Tony Savorelli
Web Development Manager at Harvard Medical School
Tony Savorelli started his own web-design studio in Italy in 2004, and has been building Drupal websites since version 4.7. In 2016 he moved to the United States, and he now leads the web team at Harvard Medical School in Boston, Massachusetts.
From One to Many: Moving Away From a Multisite
While Harvard Medical School is a leader in medical education and basic science research, it is a vast decentralized organization, with dozens of departments and offices. There are thousands of staff, faculty, and students that require our web services to be user-friendly, accessible, with a uniform design.
The Web team at HMS manages about forty sites, most of which were developed a few years ago as a Drupal multisite.
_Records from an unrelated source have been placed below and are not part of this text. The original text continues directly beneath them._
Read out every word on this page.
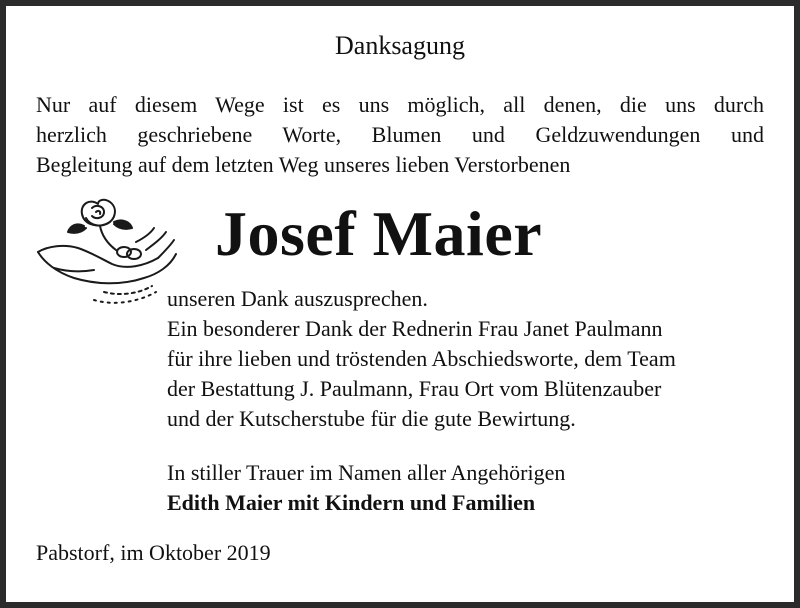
Danksagung
Nur auf diesem Wege ist es uns möglich, all denen, die uns durch
herzlich geschriebene Worte, Blumen und Geldzuwendungen und
Begleitung auf dem letzten Weg unseres lieben Verstorbenen
Josef Maier
unseren Dank auszusprechen.
Ein besonderer Dank der Rednerin Frau Janet Paulmann
für ihre lieben und tröstenden Abschiedsworte, dem Team
der Bestattung J. Paulmann, Frau Ort vom Blütenzauber
und der Kutscherstube für die gute Bewirtung.
In stiller Trauer im Namen aller Angehörigen
Edith Maier mit Kindern und Familien
Pabstorf, im Oktober 2019
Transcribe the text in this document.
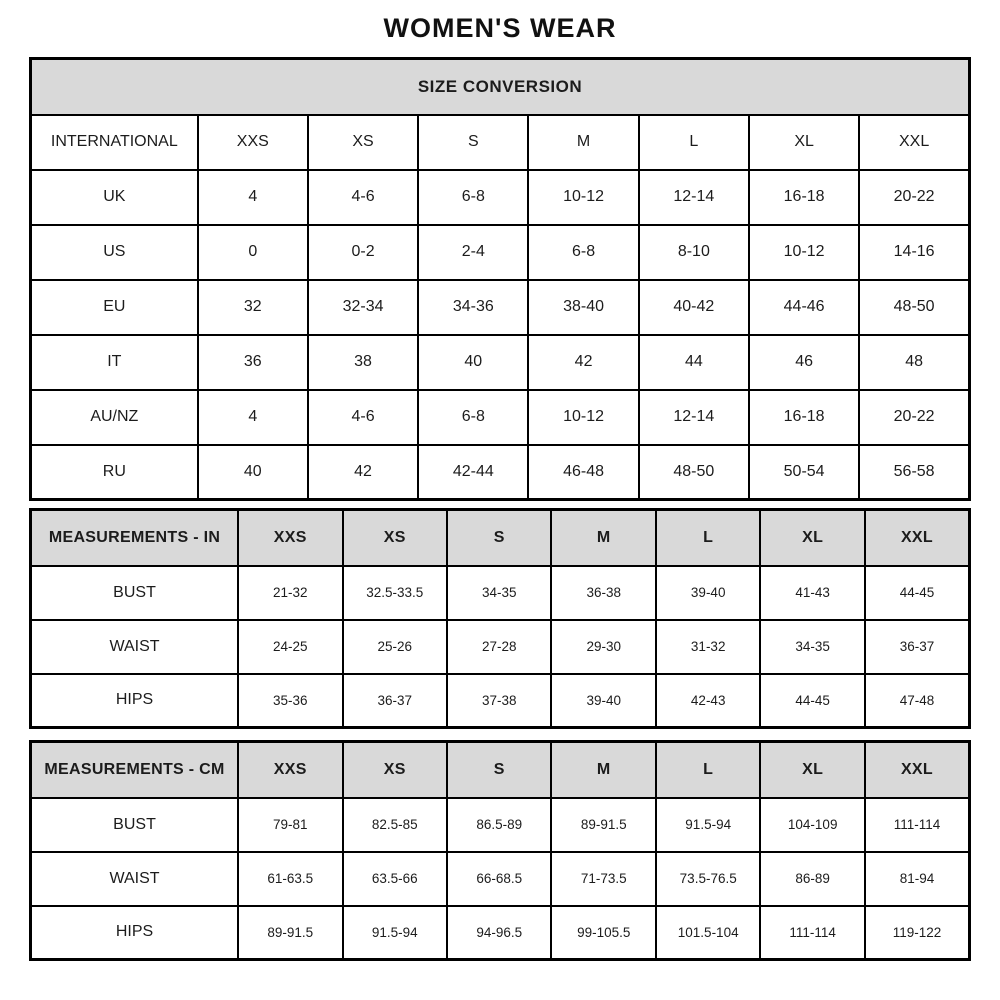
WOMEN'S WEAR
SIZE CONVERSION							
INTERNATIONAL	XXS	XS	S	M	L	XL	XXL
UK	4	4-6	6-8	10-12	12-14	16-18	20-22
US	0	0-2	2-4	6-8	8-10	10-12	14-16
EU	32	32-34	34-36	38-40	40-42	44-46	48-50
IT	36	38	40	42	44	46	48
AU/NZ	4	4-6	6-8	10-12	12-14	16-18	20-22
RU	40	42	42-44	46-48	48-50	50-54	56-58
MEASUREMENTS - IN	XXS	XS	S	M	L	XL	XXL
BUST	21-32	32.5-33.5	34-35	36-38	39-40	41-43	44-45
WAIST	24-25	25-26	27-28	29-30	31-32	34-35	36-37
HIPS	35-36	36-37	37-38	39-40	42-43	44-45	47-48
MEASUREMENTS - CM	XXS	XS	S	M	L	XL	XXL
BUST	79-81	82.5-85	86.5-89	89-91.5	91.5-94	104-109	111-114
WAIST	61-63.5	63.5-66	66-68.5	71-73.5	73.5-76.5	86-89	81-94
HIPS	89-91.5	91.5-94	94-96.5	99-105.5	101.5-104	111-114	119-122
Although that was in theory a reasonable idea, particularly for sites that are supposed to function, look, and feel largely identical to each other, the team started feeling the weight of a machine that was becoming increasingly hard to maintain. Among the chief complaints were the inherent difficulty of running and developing on the multisite locally, the risk of having a single point of failure, and the increasing potential downtime for all sites during deployments to production.
We split up these sites in early 2023 as part of our migration to a new hosting provider, which solved some of our main concerns, but raised a few more questions, among which:
- How do we maintain the internal consistency between the different codebases?
- How do we develop without keeping forty sites installed locally at all times?
- How do we avoid having to manually deploy changes to each site individually?
- How do we prevent deployments from becoming all-day affairs?
Some of the answers were right in front of our eyes the whole time, and some others we found along the way, with huge help from the Drupal community.